Tax is the main obstacle to reclaiming Chinese cultural relics

( ) Updated: 2015-07-03 17:36:26

Tax is the main obstacle to reclaiming Chinese cultural relics

A German auction company exhibited a rare Ming Dynasty (1368-1644) gilded statue of Bodhisattva to be auctioned in Beijing. [Photo/]

At least 10 million Chinese artifacts are scattered overseas. Yet a tax on reclaimed items remains the biggest obstacle separating China's domestic market from antiques lost overseas.

Cultural relics reclamation has been a focus of concern in the Chinese art market in recent years. In the domestic art auction market, more than 60 percent of the auction items are reclaimed cultural relics. Meanwhile, Chinese collectors and some private entrepreneurs are digging deeply into their pockets to buy cultural relics from abroad.

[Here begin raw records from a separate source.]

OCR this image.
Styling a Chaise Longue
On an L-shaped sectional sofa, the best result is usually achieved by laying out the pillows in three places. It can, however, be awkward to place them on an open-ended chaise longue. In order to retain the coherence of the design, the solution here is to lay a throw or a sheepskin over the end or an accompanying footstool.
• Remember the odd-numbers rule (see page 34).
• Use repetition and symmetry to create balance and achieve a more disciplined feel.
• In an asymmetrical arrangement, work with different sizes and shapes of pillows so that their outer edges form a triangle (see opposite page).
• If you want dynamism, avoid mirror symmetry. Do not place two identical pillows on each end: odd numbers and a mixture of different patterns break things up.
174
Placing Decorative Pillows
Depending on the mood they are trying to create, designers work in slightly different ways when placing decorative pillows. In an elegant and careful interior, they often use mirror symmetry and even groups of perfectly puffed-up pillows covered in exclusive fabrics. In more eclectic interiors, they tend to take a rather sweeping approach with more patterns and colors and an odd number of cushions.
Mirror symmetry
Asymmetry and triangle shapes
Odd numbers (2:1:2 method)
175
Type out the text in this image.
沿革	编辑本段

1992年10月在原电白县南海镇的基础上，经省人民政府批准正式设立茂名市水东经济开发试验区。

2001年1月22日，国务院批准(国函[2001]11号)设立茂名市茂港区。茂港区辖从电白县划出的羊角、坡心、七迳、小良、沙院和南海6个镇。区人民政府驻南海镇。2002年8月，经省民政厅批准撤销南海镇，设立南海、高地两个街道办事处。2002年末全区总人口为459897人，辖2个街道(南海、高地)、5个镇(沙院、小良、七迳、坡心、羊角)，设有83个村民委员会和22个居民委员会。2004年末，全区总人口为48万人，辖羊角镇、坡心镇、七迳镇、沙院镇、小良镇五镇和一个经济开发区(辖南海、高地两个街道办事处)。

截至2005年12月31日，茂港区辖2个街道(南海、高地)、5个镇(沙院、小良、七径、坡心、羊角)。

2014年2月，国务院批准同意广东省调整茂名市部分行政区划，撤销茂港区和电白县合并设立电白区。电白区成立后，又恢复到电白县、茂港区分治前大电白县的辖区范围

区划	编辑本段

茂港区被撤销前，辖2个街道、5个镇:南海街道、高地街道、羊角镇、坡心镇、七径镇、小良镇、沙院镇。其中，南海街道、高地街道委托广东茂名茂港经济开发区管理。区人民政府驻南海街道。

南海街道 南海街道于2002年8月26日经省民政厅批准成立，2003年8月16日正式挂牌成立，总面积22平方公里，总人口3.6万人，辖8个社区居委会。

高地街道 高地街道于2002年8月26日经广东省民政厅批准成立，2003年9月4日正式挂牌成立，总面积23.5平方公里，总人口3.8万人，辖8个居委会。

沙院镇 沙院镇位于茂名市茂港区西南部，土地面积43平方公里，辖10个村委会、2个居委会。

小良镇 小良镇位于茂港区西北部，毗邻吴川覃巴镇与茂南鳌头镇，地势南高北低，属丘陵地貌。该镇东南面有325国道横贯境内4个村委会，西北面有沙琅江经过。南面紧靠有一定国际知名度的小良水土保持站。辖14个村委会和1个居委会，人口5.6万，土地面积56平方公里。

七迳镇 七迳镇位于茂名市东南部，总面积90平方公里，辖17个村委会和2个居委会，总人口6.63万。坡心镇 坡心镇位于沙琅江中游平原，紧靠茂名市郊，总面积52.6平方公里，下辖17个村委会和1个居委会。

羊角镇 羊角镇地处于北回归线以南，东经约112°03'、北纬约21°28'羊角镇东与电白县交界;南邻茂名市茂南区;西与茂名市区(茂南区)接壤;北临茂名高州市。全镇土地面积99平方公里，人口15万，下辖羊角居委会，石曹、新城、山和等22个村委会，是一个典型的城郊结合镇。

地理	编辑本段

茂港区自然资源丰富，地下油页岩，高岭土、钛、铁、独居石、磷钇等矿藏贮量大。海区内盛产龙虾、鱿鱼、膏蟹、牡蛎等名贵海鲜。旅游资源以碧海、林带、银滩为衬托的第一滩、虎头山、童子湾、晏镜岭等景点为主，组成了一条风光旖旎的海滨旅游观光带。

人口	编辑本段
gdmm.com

More than 100,000 Chinese artifacts were successfully reclaimed since 1992, including around 30 collection highlights in the National Museum, according to Ou Shuying, deputy secretary-general of the China Association of Auctioneers. But since 2011, those bringing artwork into China through the Custom's office are required to pay a 30 percent tax on the value of the artwork, making the procedure less attractive.

"Collectors in the country as well as auction companies abroad don't accept such a high cost. In that case, tax is the biggest barrier for us obviously," Ou said in a recent interview.

Some auction companies tried to trade or auction in the tax-free zone in China. But according to Gan Xuejun, head of the China Association of Auctioneers, artifacts can be kept in the tax-free zone for six months at most, with a cash deposit.

"Even if the artifacts can enter the country through free trade zones, it cannot be considered a real sense of going home," Gan said.

Xu Chen, director of the Public Economy Department at the University Of International Business and Economics (UIBE), also pointed out that how to trade and display the reclaimed cultural relics in the domestic market, instead of in the Bonded Area, is a very difficult problem. Right now, many collectors prefer to keep their artifacts brought from other countries in Hong Kong to avoid the tax.